Scientists had now been working on a vaccine for nearly ten years. Throughout the 1930s, as America fell into a deep depression, the doctors locked themselves away in labs and engaged in this viral fertility study. They nurtured the yellow fever virus, disciplined it, fed it blood and grew it in the surrogate confines of a chicken egg.

By 1941, it seemed clear that America would soon be at war, and as every war in the past had taught, disease could be far more devastating than the enemy. Dr. Wilbur Sawyer worked on a mass production of the vaccine to inoculate American soldiers as they left to fight. Theiler had some reservations about the new vaccine though. He wanted to try a serum-free vaccine, one that could be used without introducing human blood into the mix. Sawyer thought it was a good idea in theory, but added that there simply wasn’t time. America was headed for war, and soldiers were headed into countries where yellow fever was rampant—particularly Africa. “You are courting disaster,” Theiler told him.

In the fall of 1941, the yellow fever vaccine was given to all troops departing for the tropics, and by 1942 seven million doses had been issued by the International Health Division to the U.S. Army, Navy and the British fighting in Africa. But, complications began to arise—infectious hepatitis was reported among soldiers. At first, it was sporadic; then, it became epidemic. The soldiers seemed jaundiced, complained of headaches, nausea and dizziness. There were a few fatalities.

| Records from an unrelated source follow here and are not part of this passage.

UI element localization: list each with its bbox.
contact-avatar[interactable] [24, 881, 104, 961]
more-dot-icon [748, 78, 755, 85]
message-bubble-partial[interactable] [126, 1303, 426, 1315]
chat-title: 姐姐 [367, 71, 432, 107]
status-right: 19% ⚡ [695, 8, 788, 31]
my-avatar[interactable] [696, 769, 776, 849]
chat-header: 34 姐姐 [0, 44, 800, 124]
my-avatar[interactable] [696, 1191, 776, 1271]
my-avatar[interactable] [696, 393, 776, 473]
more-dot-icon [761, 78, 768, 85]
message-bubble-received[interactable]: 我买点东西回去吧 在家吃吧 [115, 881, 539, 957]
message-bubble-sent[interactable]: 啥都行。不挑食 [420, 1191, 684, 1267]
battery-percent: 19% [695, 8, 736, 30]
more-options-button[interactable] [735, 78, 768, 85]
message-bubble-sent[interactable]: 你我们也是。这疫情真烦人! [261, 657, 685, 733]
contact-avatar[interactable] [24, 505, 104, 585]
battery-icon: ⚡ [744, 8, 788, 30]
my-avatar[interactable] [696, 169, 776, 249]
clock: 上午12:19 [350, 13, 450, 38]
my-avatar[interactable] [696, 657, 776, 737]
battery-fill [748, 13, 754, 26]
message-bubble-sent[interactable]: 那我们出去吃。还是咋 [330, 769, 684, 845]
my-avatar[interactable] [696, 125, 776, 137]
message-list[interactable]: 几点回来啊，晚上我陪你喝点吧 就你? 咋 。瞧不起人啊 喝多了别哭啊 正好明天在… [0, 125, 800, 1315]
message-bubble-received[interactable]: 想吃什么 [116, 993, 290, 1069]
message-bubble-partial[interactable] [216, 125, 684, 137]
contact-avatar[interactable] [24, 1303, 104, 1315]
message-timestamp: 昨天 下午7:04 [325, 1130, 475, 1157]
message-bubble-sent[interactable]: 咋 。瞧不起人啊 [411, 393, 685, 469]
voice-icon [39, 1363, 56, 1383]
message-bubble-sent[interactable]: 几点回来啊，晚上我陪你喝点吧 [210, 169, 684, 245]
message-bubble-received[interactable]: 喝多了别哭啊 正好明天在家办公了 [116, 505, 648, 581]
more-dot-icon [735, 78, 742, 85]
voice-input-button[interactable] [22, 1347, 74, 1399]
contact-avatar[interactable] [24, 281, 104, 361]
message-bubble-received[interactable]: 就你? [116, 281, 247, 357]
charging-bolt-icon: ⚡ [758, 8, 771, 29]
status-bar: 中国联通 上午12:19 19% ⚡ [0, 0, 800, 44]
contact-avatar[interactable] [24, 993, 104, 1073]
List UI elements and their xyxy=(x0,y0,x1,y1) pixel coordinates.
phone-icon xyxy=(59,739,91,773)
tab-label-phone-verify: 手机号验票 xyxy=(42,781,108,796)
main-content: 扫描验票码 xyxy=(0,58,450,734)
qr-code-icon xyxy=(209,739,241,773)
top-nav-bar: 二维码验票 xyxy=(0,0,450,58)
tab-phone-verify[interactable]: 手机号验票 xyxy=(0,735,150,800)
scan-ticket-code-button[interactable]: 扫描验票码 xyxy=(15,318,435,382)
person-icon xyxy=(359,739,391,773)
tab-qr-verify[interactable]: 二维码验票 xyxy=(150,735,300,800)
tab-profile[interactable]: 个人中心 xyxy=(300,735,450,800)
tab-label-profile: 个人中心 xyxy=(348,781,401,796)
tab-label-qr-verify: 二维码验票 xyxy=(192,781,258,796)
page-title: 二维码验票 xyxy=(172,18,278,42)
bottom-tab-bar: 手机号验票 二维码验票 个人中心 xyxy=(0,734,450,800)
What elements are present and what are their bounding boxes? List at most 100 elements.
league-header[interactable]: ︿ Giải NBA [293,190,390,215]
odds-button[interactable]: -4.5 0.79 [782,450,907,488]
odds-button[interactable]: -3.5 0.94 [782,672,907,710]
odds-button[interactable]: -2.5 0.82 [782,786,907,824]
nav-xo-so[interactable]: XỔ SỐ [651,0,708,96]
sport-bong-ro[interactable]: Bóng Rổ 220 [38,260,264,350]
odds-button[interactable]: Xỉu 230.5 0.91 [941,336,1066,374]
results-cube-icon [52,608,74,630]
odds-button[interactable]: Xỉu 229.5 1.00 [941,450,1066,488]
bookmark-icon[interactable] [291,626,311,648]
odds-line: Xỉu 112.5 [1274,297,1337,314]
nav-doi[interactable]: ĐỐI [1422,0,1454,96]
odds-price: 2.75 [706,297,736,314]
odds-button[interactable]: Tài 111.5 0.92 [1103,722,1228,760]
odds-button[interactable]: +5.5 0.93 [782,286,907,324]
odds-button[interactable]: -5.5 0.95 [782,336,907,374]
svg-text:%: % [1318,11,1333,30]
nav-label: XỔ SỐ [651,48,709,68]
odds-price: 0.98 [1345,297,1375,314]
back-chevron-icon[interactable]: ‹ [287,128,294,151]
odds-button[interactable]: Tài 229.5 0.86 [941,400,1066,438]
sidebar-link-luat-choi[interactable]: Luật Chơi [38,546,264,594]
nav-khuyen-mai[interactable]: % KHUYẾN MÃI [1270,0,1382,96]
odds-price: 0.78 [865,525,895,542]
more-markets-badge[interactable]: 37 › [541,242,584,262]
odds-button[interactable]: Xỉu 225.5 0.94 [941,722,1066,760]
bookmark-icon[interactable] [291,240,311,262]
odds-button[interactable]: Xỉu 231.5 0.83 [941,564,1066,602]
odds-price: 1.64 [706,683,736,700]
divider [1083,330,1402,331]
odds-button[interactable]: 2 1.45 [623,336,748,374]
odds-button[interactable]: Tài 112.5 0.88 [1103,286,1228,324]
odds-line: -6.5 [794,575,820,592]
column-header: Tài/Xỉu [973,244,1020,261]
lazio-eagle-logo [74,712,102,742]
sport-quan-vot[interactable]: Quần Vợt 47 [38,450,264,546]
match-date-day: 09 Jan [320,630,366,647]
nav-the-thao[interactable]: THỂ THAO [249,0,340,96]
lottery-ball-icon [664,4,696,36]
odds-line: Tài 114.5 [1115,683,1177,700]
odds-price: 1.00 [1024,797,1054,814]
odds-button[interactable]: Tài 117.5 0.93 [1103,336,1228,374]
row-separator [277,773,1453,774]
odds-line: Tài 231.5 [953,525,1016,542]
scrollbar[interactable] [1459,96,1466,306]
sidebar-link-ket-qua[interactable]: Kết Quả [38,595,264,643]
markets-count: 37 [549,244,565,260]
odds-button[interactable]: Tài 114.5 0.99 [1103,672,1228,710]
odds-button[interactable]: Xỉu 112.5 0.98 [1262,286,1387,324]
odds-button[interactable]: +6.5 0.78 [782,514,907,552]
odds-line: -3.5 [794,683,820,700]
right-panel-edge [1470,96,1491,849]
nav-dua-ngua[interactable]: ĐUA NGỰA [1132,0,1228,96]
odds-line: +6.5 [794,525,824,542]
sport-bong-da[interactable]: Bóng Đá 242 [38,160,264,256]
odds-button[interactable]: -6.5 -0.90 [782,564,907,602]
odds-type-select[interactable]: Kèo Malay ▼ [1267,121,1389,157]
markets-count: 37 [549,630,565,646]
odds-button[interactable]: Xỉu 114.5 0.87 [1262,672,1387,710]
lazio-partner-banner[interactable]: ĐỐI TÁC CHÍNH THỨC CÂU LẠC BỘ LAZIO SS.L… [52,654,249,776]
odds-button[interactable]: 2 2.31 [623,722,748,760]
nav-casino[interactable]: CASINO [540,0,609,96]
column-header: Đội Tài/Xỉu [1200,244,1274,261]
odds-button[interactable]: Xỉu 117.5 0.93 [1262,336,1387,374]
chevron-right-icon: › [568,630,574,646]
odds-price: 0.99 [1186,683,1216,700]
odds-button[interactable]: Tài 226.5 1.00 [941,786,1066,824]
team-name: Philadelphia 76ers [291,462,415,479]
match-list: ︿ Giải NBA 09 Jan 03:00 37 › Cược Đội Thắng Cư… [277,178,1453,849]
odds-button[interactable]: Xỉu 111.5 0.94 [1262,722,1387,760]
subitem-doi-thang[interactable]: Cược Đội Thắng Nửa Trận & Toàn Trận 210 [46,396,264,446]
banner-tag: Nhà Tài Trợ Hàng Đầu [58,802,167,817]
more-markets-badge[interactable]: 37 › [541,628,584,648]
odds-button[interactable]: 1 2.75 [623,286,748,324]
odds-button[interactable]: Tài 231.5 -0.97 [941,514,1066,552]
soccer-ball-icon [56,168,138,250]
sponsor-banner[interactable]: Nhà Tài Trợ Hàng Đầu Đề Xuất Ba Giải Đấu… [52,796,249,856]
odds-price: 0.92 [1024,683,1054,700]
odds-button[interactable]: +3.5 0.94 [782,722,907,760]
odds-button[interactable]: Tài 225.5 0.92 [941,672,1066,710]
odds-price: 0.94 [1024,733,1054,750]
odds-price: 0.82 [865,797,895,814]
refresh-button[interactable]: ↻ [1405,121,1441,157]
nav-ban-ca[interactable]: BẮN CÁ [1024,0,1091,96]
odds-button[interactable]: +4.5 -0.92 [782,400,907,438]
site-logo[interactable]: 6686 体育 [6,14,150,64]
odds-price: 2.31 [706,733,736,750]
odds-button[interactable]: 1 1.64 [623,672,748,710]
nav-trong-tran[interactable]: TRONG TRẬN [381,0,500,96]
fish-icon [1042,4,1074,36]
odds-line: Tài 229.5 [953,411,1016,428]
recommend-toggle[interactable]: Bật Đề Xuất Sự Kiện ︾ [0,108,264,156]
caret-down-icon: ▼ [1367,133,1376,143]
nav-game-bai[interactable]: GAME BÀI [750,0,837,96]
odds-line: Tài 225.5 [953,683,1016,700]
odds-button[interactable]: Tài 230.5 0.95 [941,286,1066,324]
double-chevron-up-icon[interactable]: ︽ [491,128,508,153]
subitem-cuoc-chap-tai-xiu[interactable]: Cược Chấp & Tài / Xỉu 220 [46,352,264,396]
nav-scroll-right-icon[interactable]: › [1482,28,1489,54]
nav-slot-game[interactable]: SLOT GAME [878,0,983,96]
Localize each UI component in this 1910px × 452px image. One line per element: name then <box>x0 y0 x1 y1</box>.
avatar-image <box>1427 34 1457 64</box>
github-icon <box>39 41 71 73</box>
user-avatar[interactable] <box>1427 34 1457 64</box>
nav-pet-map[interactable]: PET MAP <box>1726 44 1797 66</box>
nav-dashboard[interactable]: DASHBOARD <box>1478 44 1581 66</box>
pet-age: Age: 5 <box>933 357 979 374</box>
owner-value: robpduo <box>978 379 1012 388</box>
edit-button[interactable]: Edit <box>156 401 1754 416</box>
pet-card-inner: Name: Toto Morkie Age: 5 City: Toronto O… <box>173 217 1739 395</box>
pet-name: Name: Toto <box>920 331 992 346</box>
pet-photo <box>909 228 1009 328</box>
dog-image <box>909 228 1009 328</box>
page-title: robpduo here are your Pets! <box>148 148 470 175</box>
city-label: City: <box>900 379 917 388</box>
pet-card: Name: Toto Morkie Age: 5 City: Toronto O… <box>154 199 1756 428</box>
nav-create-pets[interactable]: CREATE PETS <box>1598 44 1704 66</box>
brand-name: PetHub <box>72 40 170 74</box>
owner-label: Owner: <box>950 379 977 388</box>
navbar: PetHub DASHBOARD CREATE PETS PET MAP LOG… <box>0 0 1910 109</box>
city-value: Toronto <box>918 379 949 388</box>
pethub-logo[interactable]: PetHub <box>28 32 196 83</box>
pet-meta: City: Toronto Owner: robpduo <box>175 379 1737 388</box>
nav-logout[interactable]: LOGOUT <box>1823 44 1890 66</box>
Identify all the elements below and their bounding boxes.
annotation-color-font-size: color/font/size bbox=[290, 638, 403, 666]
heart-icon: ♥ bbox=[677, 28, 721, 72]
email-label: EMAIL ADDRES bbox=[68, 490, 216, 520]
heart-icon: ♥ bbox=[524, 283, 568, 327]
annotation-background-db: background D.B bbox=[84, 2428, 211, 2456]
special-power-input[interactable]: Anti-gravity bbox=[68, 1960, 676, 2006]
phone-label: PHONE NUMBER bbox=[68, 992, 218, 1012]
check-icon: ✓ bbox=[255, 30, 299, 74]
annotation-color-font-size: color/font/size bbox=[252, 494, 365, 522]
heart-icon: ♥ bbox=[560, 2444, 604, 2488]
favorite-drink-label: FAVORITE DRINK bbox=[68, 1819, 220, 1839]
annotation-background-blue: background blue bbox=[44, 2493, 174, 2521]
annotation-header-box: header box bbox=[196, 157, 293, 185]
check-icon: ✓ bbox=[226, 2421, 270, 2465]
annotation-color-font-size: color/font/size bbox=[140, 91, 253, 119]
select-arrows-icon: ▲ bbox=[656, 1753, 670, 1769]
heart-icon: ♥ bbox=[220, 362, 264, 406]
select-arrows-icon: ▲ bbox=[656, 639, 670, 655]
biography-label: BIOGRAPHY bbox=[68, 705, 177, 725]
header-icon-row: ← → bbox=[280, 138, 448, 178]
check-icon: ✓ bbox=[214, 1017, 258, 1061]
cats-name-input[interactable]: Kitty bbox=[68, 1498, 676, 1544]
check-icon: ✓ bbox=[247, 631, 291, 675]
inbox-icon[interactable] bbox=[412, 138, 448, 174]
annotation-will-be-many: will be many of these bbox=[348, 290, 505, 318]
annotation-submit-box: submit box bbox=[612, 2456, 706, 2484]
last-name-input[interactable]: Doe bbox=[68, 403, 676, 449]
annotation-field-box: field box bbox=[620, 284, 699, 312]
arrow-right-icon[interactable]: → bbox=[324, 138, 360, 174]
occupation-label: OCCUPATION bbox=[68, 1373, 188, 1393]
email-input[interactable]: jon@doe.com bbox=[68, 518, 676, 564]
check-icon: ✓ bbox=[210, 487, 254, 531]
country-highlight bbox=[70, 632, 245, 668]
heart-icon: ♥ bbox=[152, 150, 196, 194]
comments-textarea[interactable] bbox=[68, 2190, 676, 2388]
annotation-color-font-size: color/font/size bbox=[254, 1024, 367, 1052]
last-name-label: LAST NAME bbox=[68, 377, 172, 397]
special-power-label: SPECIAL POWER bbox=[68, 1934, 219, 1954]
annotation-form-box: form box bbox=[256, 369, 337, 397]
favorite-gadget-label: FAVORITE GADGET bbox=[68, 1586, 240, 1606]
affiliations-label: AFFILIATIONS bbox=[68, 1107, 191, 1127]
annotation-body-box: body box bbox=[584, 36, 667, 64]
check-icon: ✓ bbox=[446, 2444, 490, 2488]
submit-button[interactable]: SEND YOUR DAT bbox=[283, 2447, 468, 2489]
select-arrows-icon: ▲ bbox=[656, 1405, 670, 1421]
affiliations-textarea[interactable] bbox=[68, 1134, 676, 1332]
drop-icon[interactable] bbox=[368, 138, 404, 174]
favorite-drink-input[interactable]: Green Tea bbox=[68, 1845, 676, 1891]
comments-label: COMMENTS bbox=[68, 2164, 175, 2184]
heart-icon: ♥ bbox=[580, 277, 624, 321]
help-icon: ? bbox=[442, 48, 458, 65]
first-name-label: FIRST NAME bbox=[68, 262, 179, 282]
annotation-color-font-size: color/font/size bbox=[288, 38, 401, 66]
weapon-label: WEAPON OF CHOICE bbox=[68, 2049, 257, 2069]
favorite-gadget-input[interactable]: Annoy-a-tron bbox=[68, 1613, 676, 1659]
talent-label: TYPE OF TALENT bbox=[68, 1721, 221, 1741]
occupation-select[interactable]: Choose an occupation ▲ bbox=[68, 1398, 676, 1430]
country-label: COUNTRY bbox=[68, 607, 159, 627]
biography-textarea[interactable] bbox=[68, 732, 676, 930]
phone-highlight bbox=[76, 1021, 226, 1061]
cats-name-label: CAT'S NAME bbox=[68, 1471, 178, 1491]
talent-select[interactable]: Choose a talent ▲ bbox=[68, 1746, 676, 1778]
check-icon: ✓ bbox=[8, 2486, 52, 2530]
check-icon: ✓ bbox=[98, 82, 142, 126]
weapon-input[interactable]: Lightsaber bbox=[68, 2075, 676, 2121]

It did not take long for the blame to fall on the new yellow fever vaccine—the blood that fed the virus in the vaccine had been taken from several hundred volunteers. A few of those—maybe 2 percent—reported a history of jaundice. Their blood had been pooled, and roughly 400,000 doses of the vaccine had been tainted. It became known as “Rockefeller disease” and “serum hepatitis.”

In the end, there were close to 50,000 cases and 84 deaths. But there was not a single yellow fever case in an American soldier. Dr. Wilbur Sawyer took complete responsibility for the hepatitis epidemic, as well as for the notable absence of yellow fever among the troops. He would be remembered for the former, not the latter.

It was October 15, 1951, when Max Theiler received a cablegram at his lab in New York. He had been awarded the Nobel Prize in Medicine for his “discoveries concerning yellow fever and how to combat it.” When asked what he would do with his $32,000 prize money, Theiler responded: “Buy a case of Scotch and watch the Dodgers.”

Max Theiler is the only scientist ever to receive the Nobel Prize in connection with yellow fever.